Nessa época do ano somos bombardeados por anúncios e propagandas das mais diversas escolas, em busca de novos alunos. O público-alvo dessa publicidade, especificamente nas escolas do ensino fundamental e médio, é quem tem filho em idade escolar. São os pais, preocupados com o futuro e a formação dos filhos, que mais se interessam pelas propostas apresentadas.
Houve um ano em que um outdoor chamou a atenção: reunia alguns colégios católicos, apresentando essa característica como um diferencial na formação dos jovens. As instituições se apresentavam oferecendo mais que uma boa formação educacional: uma formação de fé, em vez de apenas uma formação visando a aprovação no vestibular.

Mas infelizmente esta postura parece ser exceção. Pois alguns outros colégios católicos demonstram uma certa “vergonha” em assumir-se como tal. Nesses colégios, o catolicismo, cujos preceitos deveriam permear todas as relações entre alunos, professores e a direção, parece estar sendo substituído por conceitos de solidariedade e cidadania – que não são necessariamente católicos. Algumas escolas preferem uma atitude ecumênica, a uma assumidamente cristã-católica.

As razões para isso são várias: a concorrência cada vez maior de colégios laicos; a procura por alunos de outras crenças; o aumento na evasão de alunos, agravada pela crise que aflige a classe média e a leva a optar por escolas mais baratas ou pela rede pública. Diante de uma população cada vez mais tentada, principalmente pelos meios de comunicação, a afastar-se de Deus, as escolas católicas vêem seu diferencial religioso transformar-se de bônus em ônus. Cria-se um ciclo vicioso: cada vez mais agnósticos, os pais buscam para seus filhos uma escola idem. Ao atender a essa demanda, a escola católica deixa de cumprir a missão catequética de formar a nova geração de católicos – e justamente uma geração de crianças que pouco têm (ou não têm) essa formação em casa.

Com a justificativa de não perder “clientes”, num mercado tão competitivo, a escola católica abre mão de sua doutrina. Até mesmo as aulas de ensino religioso optam por passar às crianças valores de solidariedade e humanismo, não necessariamente cristãos-católicos. O resultado disso já é notado nas estatísticas: o número de católicos vem caindo, segundo o Censo do IBGE. Mas esse dado é apenas a ponta de um iceberg que esconde outros efeitos colaterais dessa pseudoformação católica.
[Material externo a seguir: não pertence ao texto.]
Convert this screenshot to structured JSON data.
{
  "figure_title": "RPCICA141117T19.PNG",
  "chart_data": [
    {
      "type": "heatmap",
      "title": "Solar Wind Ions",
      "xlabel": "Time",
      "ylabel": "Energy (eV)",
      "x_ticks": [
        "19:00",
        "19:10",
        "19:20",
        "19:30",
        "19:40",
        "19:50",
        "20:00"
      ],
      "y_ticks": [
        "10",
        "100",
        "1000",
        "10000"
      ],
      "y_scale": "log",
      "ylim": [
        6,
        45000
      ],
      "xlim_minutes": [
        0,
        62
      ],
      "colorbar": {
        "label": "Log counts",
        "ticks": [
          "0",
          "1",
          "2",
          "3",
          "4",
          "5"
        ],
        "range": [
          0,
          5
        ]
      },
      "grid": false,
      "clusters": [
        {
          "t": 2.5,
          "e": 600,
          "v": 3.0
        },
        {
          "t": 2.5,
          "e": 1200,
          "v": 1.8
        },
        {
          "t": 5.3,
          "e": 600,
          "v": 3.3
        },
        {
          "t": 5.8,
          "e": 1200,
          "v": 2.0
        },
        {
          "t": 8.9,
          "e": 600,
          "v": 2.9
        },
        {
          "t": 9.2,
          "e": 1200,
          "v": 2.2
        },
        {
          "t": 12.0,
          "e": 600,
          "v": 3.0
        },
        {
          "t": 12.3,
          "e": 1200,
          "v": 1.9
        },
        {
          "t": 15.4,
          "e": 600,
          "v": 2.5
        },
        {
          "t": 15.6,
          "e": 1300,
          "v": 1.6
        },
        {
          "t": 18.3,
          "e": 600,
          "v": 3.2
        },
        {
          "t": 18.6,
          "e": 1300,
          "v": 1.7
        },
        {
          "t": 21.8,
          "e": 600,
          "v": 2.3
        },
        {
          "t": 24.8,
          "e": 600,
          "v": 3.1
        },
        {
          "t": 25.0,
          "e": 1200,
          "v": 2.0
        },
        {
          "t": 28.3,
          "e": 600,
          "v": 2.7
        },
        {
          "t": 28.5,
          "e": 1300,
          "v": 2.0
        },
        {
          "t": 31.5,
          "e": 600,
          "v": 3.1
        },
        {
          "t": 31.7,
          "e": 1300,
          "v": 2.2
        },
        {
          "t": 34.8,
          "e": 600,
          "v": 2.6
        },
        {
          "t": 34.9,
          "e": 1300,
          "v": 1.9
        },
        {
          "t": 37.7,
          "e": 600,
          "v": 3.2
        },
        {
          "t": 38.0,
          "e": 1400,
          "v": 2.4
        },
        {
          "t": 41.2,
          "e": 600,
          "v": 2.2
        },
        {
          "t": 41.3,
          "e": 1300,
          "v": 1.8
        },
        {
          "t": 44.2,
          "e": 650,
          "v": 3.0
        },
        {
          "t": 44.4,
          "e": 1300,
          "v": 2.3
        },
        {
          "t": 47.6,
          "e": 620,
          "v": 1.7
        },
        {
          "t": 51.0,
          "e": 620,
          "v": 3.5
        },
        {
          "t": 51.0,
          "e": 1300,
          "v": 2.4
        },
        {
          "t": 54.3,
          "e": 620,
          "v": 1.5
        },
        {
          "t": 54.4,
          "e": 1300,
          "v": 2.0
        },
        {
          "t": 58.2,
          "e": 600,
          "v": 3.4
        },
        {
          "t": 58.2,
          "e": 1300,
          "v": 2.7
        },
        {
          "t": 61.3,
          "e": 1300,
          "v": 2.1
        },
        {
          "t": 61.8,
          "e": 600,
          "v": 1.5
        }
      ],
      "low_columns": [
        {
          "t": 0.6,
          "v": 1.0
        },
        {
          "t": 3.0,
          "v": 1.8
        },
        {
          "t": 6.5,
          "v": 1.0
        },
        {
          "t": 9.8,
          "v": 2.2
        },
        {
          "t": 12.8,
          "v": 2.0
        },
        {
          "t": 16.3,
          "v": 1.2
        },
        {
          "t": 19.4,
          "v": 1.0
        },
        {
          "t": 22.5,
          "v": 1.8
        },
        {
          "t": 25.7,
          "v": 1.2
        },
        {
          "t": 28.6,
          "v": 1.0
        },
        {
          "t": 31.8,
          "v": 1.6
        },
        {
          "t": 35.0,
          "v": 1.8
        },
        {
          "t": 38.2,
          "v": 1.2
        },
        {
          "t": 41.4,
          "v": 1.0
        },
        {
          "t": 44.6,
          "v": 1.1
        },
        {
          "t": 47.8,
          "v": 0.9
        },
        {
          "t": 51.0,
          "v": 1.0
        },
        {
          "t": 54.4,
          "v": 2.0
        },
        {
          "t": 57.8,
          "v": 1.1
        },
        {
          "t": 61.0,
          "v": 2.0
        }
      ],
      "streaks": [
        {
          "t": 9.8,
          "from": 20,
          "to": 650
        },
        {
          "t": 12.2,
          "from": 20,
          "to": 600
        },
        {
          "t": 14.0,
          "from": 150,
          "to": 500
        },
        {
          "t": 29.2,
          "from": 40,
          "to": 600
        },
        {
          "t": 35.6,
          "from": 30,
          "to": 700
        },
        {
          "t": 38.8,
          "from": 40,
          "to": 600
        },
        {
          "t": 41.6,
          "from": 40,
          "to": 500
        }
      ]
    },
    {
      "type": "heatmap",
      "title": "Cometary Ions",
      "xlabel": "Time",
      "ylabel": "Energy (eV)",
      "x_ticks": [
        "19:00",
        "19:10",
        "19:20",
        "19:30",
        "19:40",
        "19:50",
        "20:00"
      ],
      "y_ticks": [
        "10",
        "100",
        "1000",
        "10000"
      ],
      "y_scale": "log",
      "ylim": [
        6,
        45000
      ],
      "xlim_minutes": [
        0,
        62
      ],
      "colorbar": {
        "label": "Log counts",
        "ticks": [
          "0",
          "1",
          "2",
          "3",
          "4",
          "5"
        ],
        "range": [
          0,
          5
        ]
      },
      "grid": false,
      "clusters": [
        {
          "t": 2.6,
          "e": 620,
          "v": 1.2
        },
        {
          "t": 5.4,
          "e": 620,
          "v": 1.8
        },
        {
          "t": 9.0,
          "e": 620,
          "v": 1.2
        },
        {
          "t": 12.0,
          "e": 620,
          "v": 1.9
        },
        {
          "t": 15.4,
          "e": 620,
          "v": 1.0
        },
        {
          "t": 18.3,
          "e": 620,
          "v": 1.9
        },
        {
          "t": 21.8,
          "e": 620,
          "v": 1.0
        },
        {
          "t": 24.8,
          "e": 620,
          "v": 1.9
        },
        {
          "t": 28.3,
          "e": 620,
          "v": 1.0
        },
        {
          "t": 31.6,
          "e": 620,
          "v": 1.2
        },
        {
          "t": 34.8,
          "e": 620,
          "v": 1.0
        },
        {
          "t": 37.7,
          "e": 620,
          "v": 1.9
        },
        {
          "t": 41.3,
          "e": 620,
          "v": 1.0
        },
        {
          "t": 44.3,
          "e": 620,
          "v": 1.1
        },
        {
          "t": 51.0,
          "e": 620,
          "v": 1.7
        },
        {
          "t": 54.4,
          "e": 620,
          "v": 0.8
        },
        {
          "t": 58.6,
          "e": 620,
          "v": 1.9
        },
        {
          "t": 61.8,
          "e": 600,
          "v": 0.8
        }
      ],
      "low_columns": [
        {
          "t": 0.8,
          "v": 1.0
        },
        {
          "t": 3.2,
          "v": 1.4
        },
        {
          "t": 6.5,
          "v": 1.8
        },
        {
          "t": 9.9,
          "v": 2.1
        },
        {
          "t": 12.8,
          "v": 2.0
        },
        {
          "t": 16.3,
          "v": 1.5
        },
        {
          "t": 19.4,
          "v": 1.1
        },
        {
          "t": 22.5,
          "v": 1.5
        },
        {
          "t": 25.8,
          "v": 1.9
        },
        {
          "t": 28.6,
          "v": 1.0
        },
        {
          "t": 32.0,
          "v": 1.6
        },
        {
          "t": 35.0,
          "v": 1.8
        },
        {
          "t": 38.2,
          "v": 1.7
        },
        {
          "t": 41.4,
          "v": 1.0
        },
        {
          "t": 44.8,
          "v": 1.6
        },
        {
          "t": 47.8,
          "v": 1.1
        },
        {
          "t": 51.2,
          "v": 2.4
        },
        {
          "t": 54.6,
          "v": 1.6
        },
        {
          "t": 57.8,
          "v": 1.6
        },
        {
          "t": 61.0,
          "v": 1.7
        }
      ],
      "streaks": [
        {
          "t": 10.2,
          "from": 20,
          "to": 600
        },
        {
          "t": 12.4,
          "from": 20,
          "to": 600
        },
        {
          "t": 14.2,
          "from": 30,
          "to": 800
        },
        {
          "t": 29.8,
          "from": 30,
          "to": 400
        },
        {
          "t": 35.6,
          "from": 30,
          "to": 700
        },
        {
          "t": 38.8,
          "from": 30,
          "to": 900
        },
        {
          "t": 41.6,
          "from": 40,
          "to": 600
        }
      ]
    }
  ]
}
Recentemente, assistindo à celebração da primeira Eucaristia de alunos da 5ª série de um desses colégios, fiquei chocado ao saber que o filho de um amigo demonstrara aos pais, dias antes, ter dúvidas básicas sobre o Sacramento da Eucaristia – apesar do clima de “festa” naquele dia, com vários familiares e fotógrafos presentes. A dúvida daquele aluno é sintomática: que vivência religiosa pode-se esperar de um jovem que, ao final de meses de catequese, pergunta-se por que deve comungar? A própria comunidade do colégio responde: durante o ano de preparação, poucos são os alunos (e os respectivos pais) que comparecem à missa dominical – e quase nenhum a segue freqüentando após a primeira Comunhão.

Todos nós, católicos, temos uma certa obrigação evangelizadora, e a porta de entrada para muitos na religião deveria ser justamente a primeira Eucaristia. Sem investir nisso, não é o colégio católico que deixa de atrair novos fiéis para sua comunidade; é a Igreja que perde a oportunidade de formar novos seguidores, com conhecimento da religião e convicção sobre a sua fé.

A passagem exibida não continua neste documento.